Feriti e danni: numerose persone sono rimaste ferite, ma secondo le autorità locali non si registrano vittime gravi. Sono stati segnalati danni a edifici, interruzioni della fornitura elettrica e blackout nelle comunicazioni mobili, soprattutto nell’area di Petropavlovsk-Kamchatsky.
Tsunami: l’onda anomala ha colpito in particolare la città portuale di Severo-Kurilsk (Isole Curili), che è stata completamente inondata. Tutti i cittadini dell’area sono stati evacuati con successo. Onde tra i tre e i quattro metri sono arrivate anche nel distretto di Elizovsky (Kamchatka).
Evacuazioni: è stata ordinata l’evacuazione in alcune zone della Russia, del Giappone (compresi gli operai della centrale di Fukushima), delle Hawaii e di altre aree costiere dell’area pacifica.
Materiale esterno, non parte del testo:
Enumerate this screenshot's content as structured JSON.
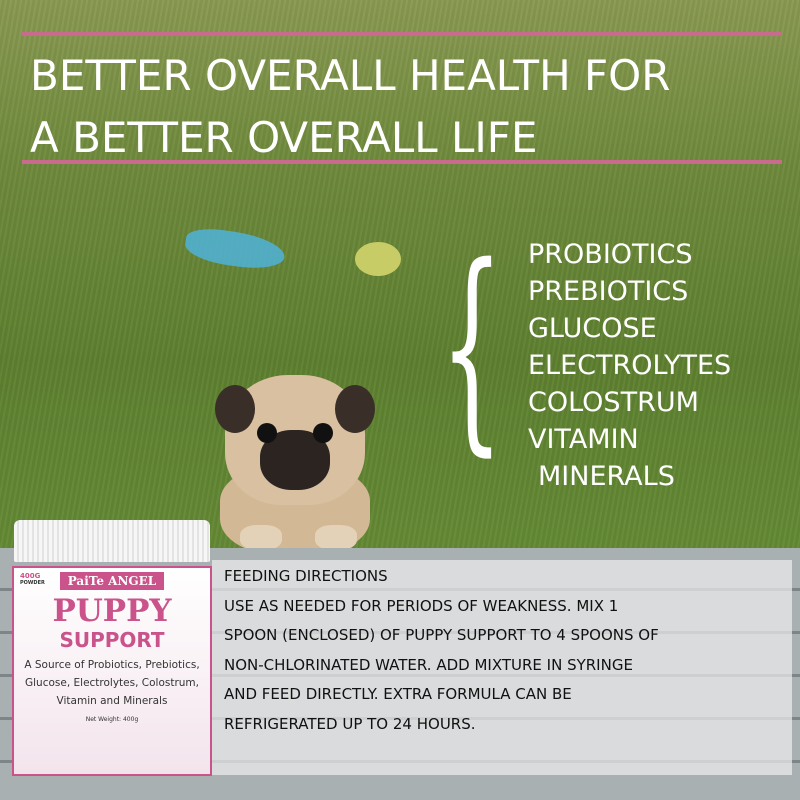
{
  "headline": {
    "line1": "BETTER OVERALL HEALTH FOR",
    "line2": "A BETTER OVERALL LIFE"
  },
  "brace": "{",
  "ingredients": [
    "PROBIOTICS",
    "PREBIOTICS",
    "GLUCOSE",
    "ELECTROLYTES",
    "COLOSTRUM",
    "VITAMIN",
    "MINERALS"
  ],
  "product": {
    "brand": "PaiTe ANGEL",
    "size": "400G",
    "size_note": "POWDER",
    "title_line1": "PUPPY",
    "title_line2": "SUPPORT",
    "description": "A Source of Probiotics, Prebiotics, Glucose, Electrolytes, Colostrum, Vitamin and Minerals",
    "net_weight": "Net Weight: 400g"
  },
  "directions": {
    "heading": "FEEDING DIRECTIONS",
    "lines": [
      "USE AS NEEDED FOR PERIODS OF WEAKNESS. MIX 1",
      "SPOON (ENCLOSED) OF PUPPY SUPPORT TO 4 SPOONS OF",
      "NON-CHLORINATED WATER. ADD MIXTURE IN SYRINGE",
      "AND FEED DIRECTLY. EXTRA FORMULA CAN BE",
      "REFRIGERATED UP TO 24 HOURS."
    ]
  },
  "colors": {
    "accent": "#c96a8f",
    "brand_pink": "#c9538a"
  }
}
Questo sisma viene descritto dai sismologi russi come un “evento unico”, il più potente nella regione dalla scossa di magnitudo 9.0 del 1952. Si sono verificate almeno 36 scosse di assestamento dopo la principale, alcune delle quali hanno raggiunto una magnitudo fino a 6.9.
Le autorità raccomandano di stare lontani dalle zone costiere in tutte le aree interessate dall’allerta tsunami e di seguire le indicazioni della protezione civile.